Maybe this was so hard because it was the first time.  Maybe a year or two from now it'll feel easier.  I'm still learning to accept my new life, and its differences.  As a stay at home mom, it was so easy to do simple things like grocery shopping, and a child's illness meant some enforced down time for all, but not much more than that.  These days, I have to schedule time to go to the grocery store (Sunday afternoons), and if I forget something I've learned to just live without it for a week.  I feel like I'm operating at maximum capacity, so having to do extra things in the evenings (on top of homework and bath time and the chore of making food, eating it, and cleaning up afterwards each night) sometimes feels like it's going to throw me over the edge.  I can handle just a bit extra, but then if life throws me a curveball like sickness, I wonder if I have what it takes to get me to 9pm when I can turn off the lights.

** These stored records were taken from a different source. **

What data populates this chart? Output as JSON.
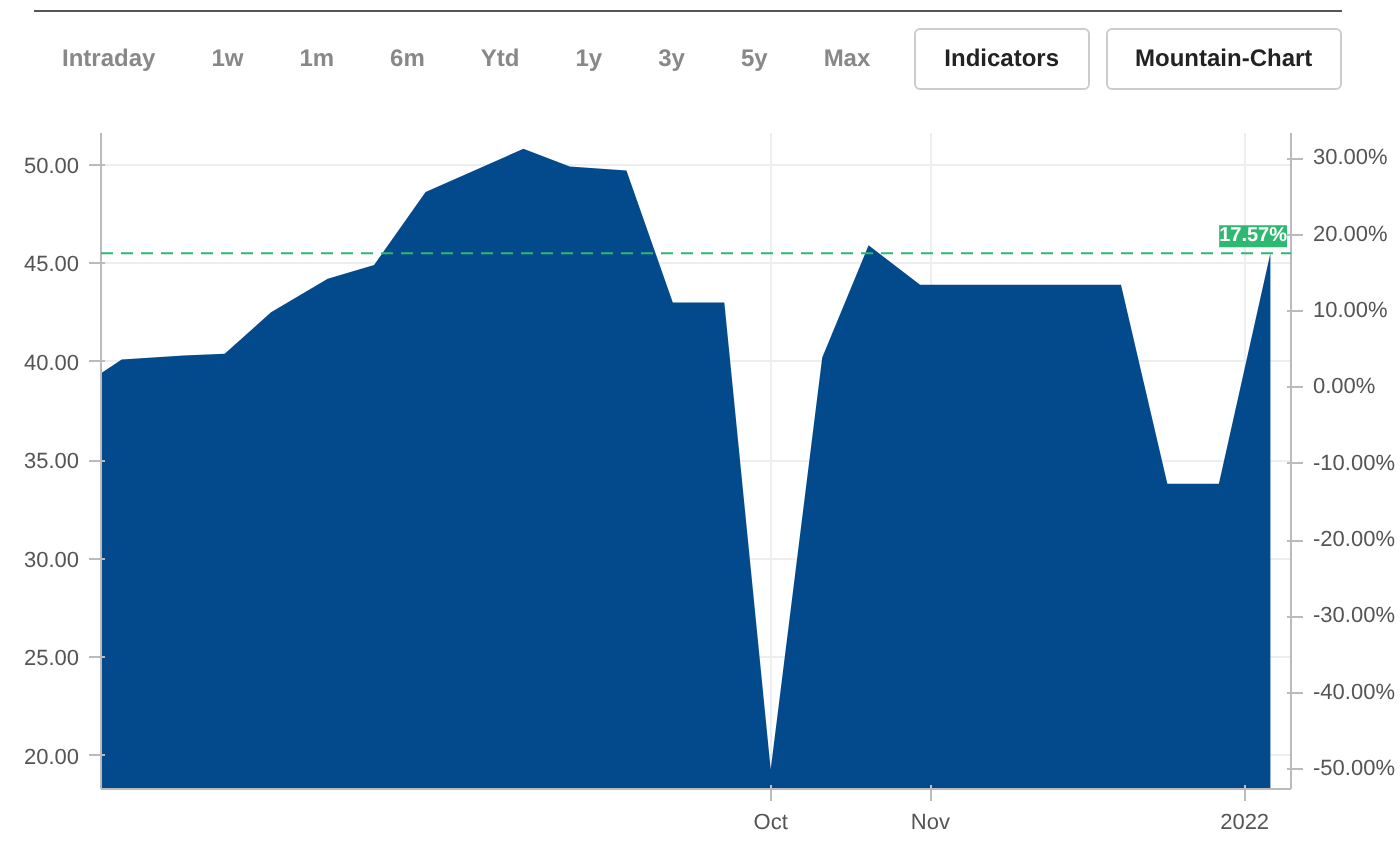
{
  "chart_data": {
    "type": "area",
    "annotations": [
      "Intraday",
      "1w",
      "1m",
      "6m",
      "Ytd",
      "1y",
      "3y",
      "5y",
      "Max",
      "Indicators",
      "Mountain-Chart"
    ],
    "x": [
      "2021-05-24",
      "2021-05-28",
      "2021-06-09",
      "2021-06-17",
      "2021-06-26",
      "2021-07-07",
      "2021-07-16",
      "2021-07-26",
      "2021-08-14",
      "2021-08-23",
      "2021-09-03",
      "2021-09-12",
      "2021-09-22",
      "2021-10-01",
      "2021-10-11",
      "2021-10-20",
      "2021-10-30",
      "2021-12-08",
      "2021-12-17",
      "2021-12-27",
      "2022-01-06"
    ],
    "series": [
      {
        "color": "#024a8c",
        "values": [
          39.4,
          40.1,
          40.3,
          40.4,
          42.5,
          44.2,
          44.9,
          48.6,
          50.8,
          49.9,
          49.7,
          43.0,
          43.0,
          19.3,
          40.2,
          45.9,
          43.9,
          43.9,
          33.8,
          33.8,
          45.5
        ]
      }
    ],
    "xlim": [
      "2021-05-24",
      "2022-01-10"
    ],
    "xticks": [
      {
        "value": "2021-10-01",
        "label": "Oct"
      },
      {
        "value": "2021-11-01",
        "label": "Nov"
      },
      {
        "value": "2022-01-01",
        "label": "2022"
      }
    ],
    "ylim": [
      18.3,
      51.6
    ],
    "yticks": [
      {
        "value": 20,
        "label": "20.00"
      },
      {
        "value": 25,
        "label": "25.00"
      },
      {
        "value": 30,
        "label": "30.00"
      },
      {
        "value": 35,
        "label": "35.00"
      },
      {
        "value": 40,
        "label": "40.00"
      },
      {
        "value": 45,
        "label": "45.00"
      },
      {
        "value": 50,
        "label": "50.00"
      }
    ],
    "y2lim": [
      -52.6,
      33.3
    ],
    "y2ticks": [
      {
        "value": -50,
        "label": "-50.00%"
      },
      {
        "value": -40,
        "label": "-40.00%"
      },
      {
        "value": -30,
        "label": "-30.00%"
      },
      {
        "value": -20,
        "label": "-20.00%"
      },
      {
        "value": -10,
        "label": "-10.00%"
      },
      {
        "value": 0,
        "label": "0.00%"
      },
      {
        "value": 10,
        "label": "10.00%"
      },
      {
        "value": 20,
        "label": "20.00%"
      },
      {
        "value": 30,
        "label": "30.00%"
      }
    ],
    "ref_lines": [
      {
        "axis": "y2",
        "value": 17.57,
        "label": "17.57%",
        "color": "#2fb872",
        "line_style": "dashed"
      }
    ],
    "grid": true
  }
}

Today I made her go to school, feeling slightly under the weather, and I feel guilty about it.

I am proud of myself for juggling all of this with some dignity, and ashamed of myself for the compromises I am forced to make.

I am sad that it's not easier, but I'm still incredibly grateful for my good fortune.  It could be a lot, lot worse, and I know I'm blessed.

***

How do you manage sick days as a working and/or single parent?

1 comment:

  1. This is - and has been - one of the toughest challenges as a single mom. (We talked about this over at DPOC about 2 weeks back.)

    Building a support network is critical. It's not easy and doesn't happen over night, and it's especially hard when you're all working moms, but at least you increase the likelihood that someone is around to help out when these things occur.

    I will say - this is one of the things that hampered my work life for years. I could no longer work the same sort of jobs that meant more rigid schedules, not to mention travel, because if a child got sick - that was it. You're at home until your child - or children - are better.

    (By the way, might you open the commenting option Name/URL?)